Mein Auto und ich fuhren in die Autokinos, verfolgten auf dem heimischen Laptop die empfohlenen Live-Streams der Kulturgemeinde Ennepetal oder den Kultursommer von WDR4. Ich sehe dort die Bilder vom Publikum und bin mir sicher, dass ich auf meinem Sofa bleibe. Aber dann heißt es, die Kultgarage eröffnet im Haus Ennepetal wieder. Upps – was nun?
Sehnsüchte werden wach
In den vergangenen Jahren war ich immer mit dabei – Erinnerungen, Sehnsüchte werden wach. Richtig live – handgemacht. Klar, warum nicht – aber im selben Moment fallen mir ganz viele Antworten auf diese Frage ein. Ist das wirklich sicher? Wie soll das gehen?

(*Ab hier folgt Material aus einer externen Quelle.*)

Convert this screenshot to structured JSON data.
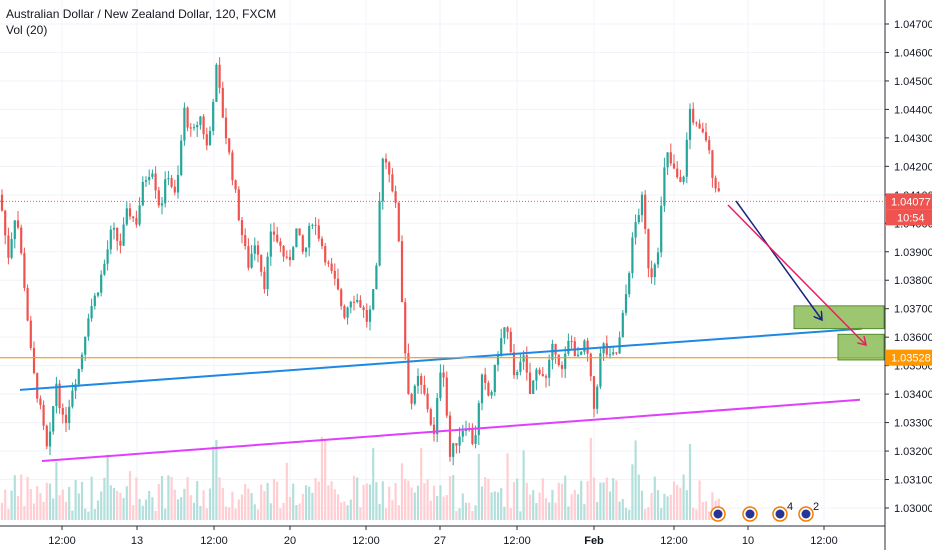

Es kommt die Kölnerin Tina Teubner mit ihrem Pianisten Ben Süverkrüp. Die Frau, die selbst ihr Programm mit „Lieder, Kabarett und Unfug“ beschreibt. Sicherlich ein Garant für einen gelungenen Abend. Ich kenne sie aus dem Fernsehen, die Frau hat Biss – und ich habe sie noch nie live gesehen. Das macht die Entscheidung jetzt nicht einfacher. Mein Bauch sagt Ja (er ist definitiv der mutigere), mein Kopf sagt Nein. „Wir“ machen uns erst einmal schlau.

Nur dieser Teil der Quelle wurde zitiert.